Cinema muda

Cinema muda

Um pensamento que cruzou minha mente nas últimas semanas e foi ganhando espaço, sendo aos poucos complementado aqui e ali até, finalmente, ter se transformado no tema do 171 de hoje são as mudanças pelas quais o cinema e a linguagem cinematográfica passam. O trocadilho que batiza o texto traz em si justamente uma das várias transformações pelas quais o cinema passou, quando o som veio apoiar as imagens e construir uma narrativa ainda mais fluída (mais rica?).

No início fez-se a luz, mas não as cores para o universo cinematográfico. E nem foi essa a primeira das limitações, no início os filmes eram restritos a registros de poucos minutos e, pouco a pouco, as técnicas de armazenamento e reprodução evoluíram e passamos a ter longas-metragens, filmes com mais de uma hora de duração. Cleopatra tem mais de 4 horas e …E o Vento Levou, Os Dez Mandamentos e Lawrence da Arábia quase isso, só para ficar em alguns grandes clássicos que já cores tinham. Entre a passagem de curta para longa-metragens e de filmes mudos para sonoros houve também o amadurecimento das técnicas de animação, com A Branca de Neve sendo o primeiro longa feito com essa técnica.

O fascinante no mundo moderno é que não apenas esse tipo de técnica de filmagem e exibição das cenas nos trouxe filmes em 3D ou telas gigantes como o Imax como também a própria animação passou a ocupar o espaço antes exclusivo do humano, com atores e mundos tão palpáveis quanto eu ou você passando a existir como bits e bytes renderizados por poderosos computadores e é raro hoje ver um filme em cartaz que não tenha nada de CGI (Imagens Geradas por Computador) em sua produção. Não sou especialista, mas acredito que o cinema seja a arte mais influenciada pela evolução de tecnologias. Hoje temos filmes inteiros produzidos em computador e até o elemento humano tem sido substituído ou complementado pelos computadores, com atuações “capturadas” por sensores ou geradas integralmente por máquinas. Oscar de melhor atuação digital à vista?

No entanto, o que me trouxe a essas linhas não é a intenção de traçar um panorama da evolução do cinema e de sua linguagem com o passar do tempo. O que eu realmente gostaria de discutir um pouco são as mudanças também ocorridas no público e em sua percepção. O que podemos dizer quanto a nosso papel neste processo?

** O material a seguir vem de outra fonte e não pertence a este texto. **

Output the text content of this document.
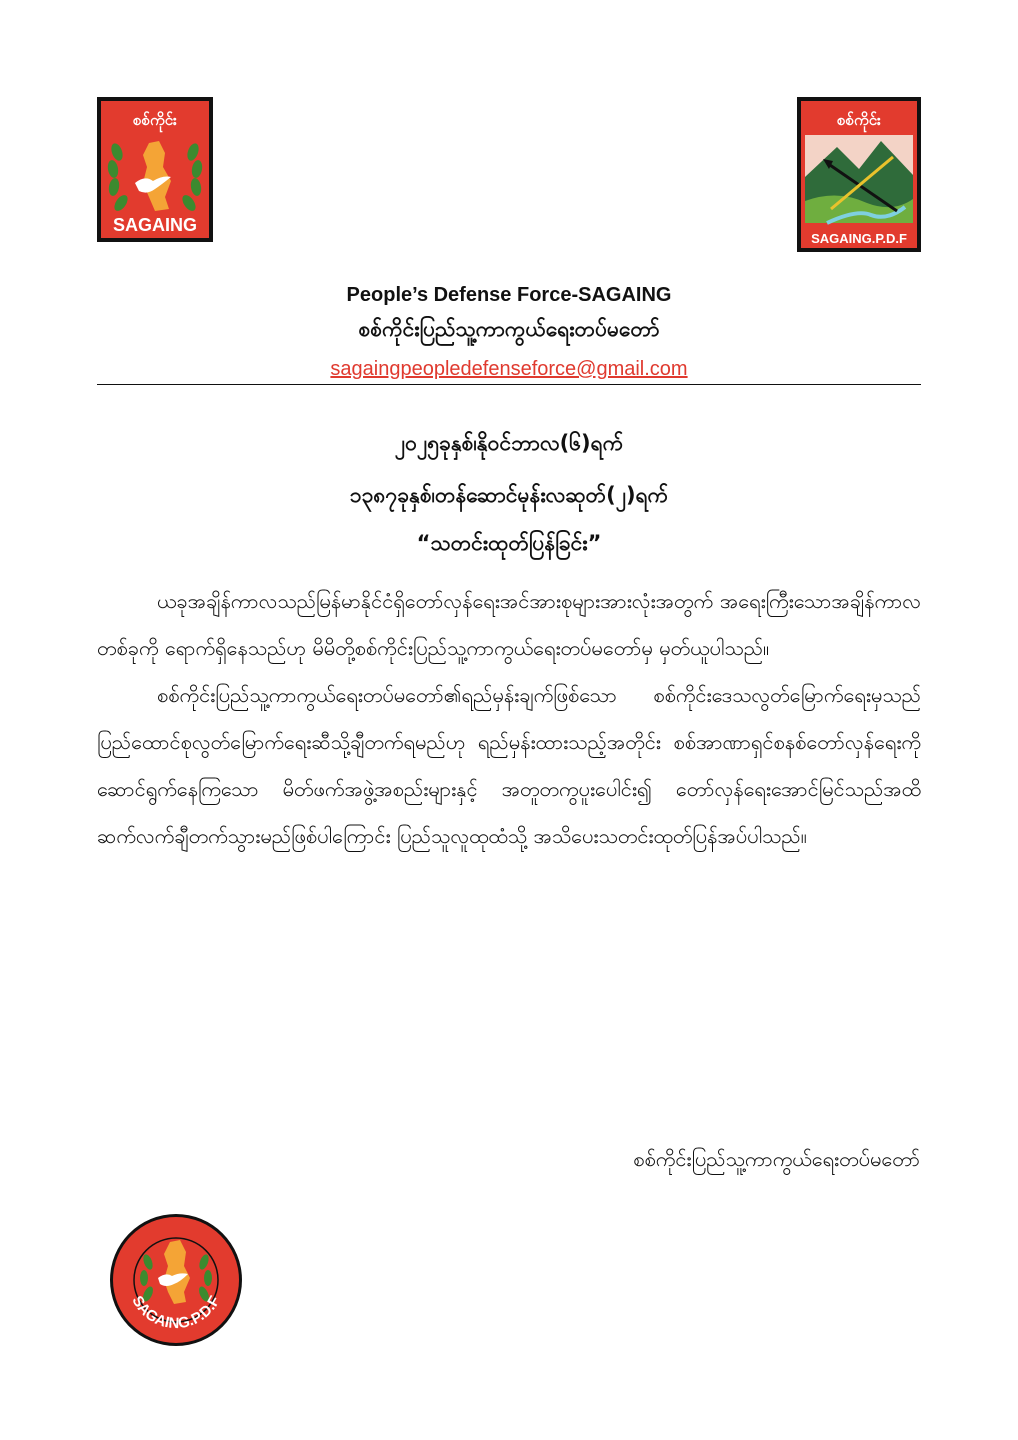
စစ်ကိုင်း
SAGAING
စစ်ကိုင်း
SAGAING.P.D.F
People’s Defense Force-SAGAING
စစ်ကိုင်းပြည်သူ့ကာကွယ်ရေးတပ်မတော်
sagaingpeopledefenseforce@gmail.com
၂၀၂၅ခုနှစ်၊နိုဝင်ဘာလ(၆)ရက်
၁၃၈၇ခုနှစ်၊တန်ဆောင်မုန်းလဆုတ်(၂)ရက်
“သတင်းထုတ်ပြန်ခြင်း”

ယခုအချိန်ကာလသည်မြန်မာနိုင်ငံရှိတော်လှန်ရေးအင်အားစုများအားလုံးအတွက် အရေးကြီးသောအချိန်ကာလတစ်ခုကို ရောက်ရှိနေသည်ဟု မိမိတို့စစ်ကိုင်းပြည်သူ့ကာကွယ်ရေးတပ်မတော်မှ မှတ်ယူပါသည်။

စစ်ကိုင်းပြည်သူ့ကာကွယ်ရေးတပ်မတော်၏ရည်မှန်းချက်ဖြစ်သော စစ်ကိုင်းဒေသလွတ်မြောက်ရေးမှသည် ပြည်ထောင်စုလွတ်မြောက်ရေးဆီသို့ချီတက်ရမည်ဟု ရည်မှန်းထားသည့်အတိုင်း စစ်အာဏာရှင်စနစ်တော်လှန်ရေးကိုဆောင်ရွက်နေကြသော မိတ်ဖက်အဖွဲ့အစည်းများနှင့် အတူတကွပူးပေါင်း၍ တော်လှန်ရေးအောင်မြင်သည်အထိဆက်လက်ချီတက်သွားမည်ဖြစ်ပါကြောင်း ပြည်သူလူထုထံသို့ အသိပေးသတင်းထုတ်ပြန်အပ်ပါသည်။

စစ်ကိုင်းပြည်သူ့ကာကွယ်ရေးတပ်မတော်
SAGAING.P.D.F
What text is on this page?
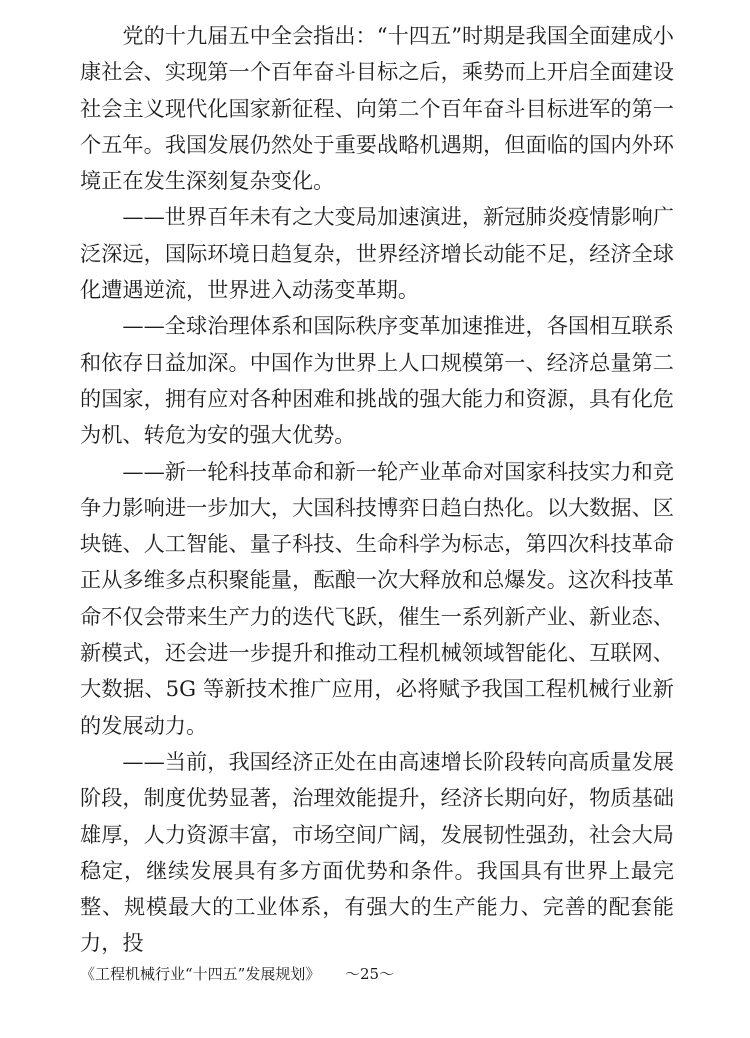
党的十九届五中全会指出：“十四五”时期是我国全面建成小康社会、实现第一个百年奋斗目标之后，乘势而上开启全面建设社会主义现代化国家新征程、向第二个百年奋斗目标进军的第一个五年。我国发展仍然处于重要战略机遇期，但面临的国内外环境正在发生深刻复杂变化。

——世界百年未有之大变局加速演进，新冠肺炎疫情影响广泛深远，国际环境日趋复杂，世界经济增长动能不足，经济全球化遭遇逆流，世界进入动荡变革期。

——全球治理体系和国际秩序变革加速推进，各国相互联系和依存日益加深。中国作为世界上人口规模第一、经济总量第二的国家，拥有应对各种困难和挑战的强大能力和资源，具有化危为机、转危为安的强大优势。

——新一轮科技革命和新一轮产业革命对国家科技实力和竞争力影响进一步加大，大国科技博弈日趋白热化。以大数据、区块链、人工智能、量子科技、生命科学为标志，第四次科技革命正从多维多点积聚能量，酝酿一次大释放和总爆发。这次科技革命不仅会带来生产力的迭代飞跃，催生一系列新产业、新业态、新模式，还会进一步提升和推动工程机械领域智能化、互联网、大数据、5G 等新技术推广应用，必将赋予我国工程机械行业新的发展动力。

——当前，我国经济正处在由高速增长阶段转向高质量发展阶段，制度优势显著，治理效能提升，经济长期向好，物质基础雄厚，人力资源丰富，市场空间广阔，发展韧性强劲，社会大局稳定，继续发展具有多方面优势和条件。我国具有世界上最完整、规模最大的工业体系，有强大的生产能力、完善的配套能力，投

《工程机械行业“十四五”发展规划》 ～25～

Como o público, que consome cada vez mais filmes dublados, reagiria a um filme de 4 horas de duração? O que um público habituado aos cortes rápidos da escola Michael Bay diria ao assistir clássicos faroestes de John Ford? Será que diria que o filme “envelheceu mal” (ou fomos nós que nos rejuvenescemos mal?). Ou diria ainda que trata-se de um filme “muito lento”, em que “não acontece nada”? Nós também mudamos e o nosso modo de consumir cinema influencia a própria linguagem cinematográfica. Uma das primeiras expressões em inglês que aprendi, durante a minha infância assistindo Sessão da Tarde, foi “The End” que habitualmente marcava o fim dos filmes. É, aparentemente era necessário avisar, tal qual o ponto final de um livro, que aquela história chegara ao fim. Alguém se lembra o último filme que viu que continha o “clássico” <The End> ao final?

É inegável que assistir ao novo Noé, há 15 dias mais ou menos, no IMax foi uma experiência de imersão que eu nunca havia experimentado. E que ser transportado por James Cameron para Pandora foi uma experiência marcante e inesquecível. Mas curiosamente ter ido pela primeira vez a um cinema de drive-in e conferir, simbolicamente, Cinema Paradiso à moda antiga foi uma ode ao que o cinema tem de melhor: o poder da emoção de uma boa história, uma reverência à tradição, um olhar de esperança para que o novo venha, ocupe o seu lugar, nos leve além mas não esqueça de todo o caminho percorrido e de cada pequena pedra colocada para pavimenta-lo, cada uma delas tão importante quanto qualquer outra.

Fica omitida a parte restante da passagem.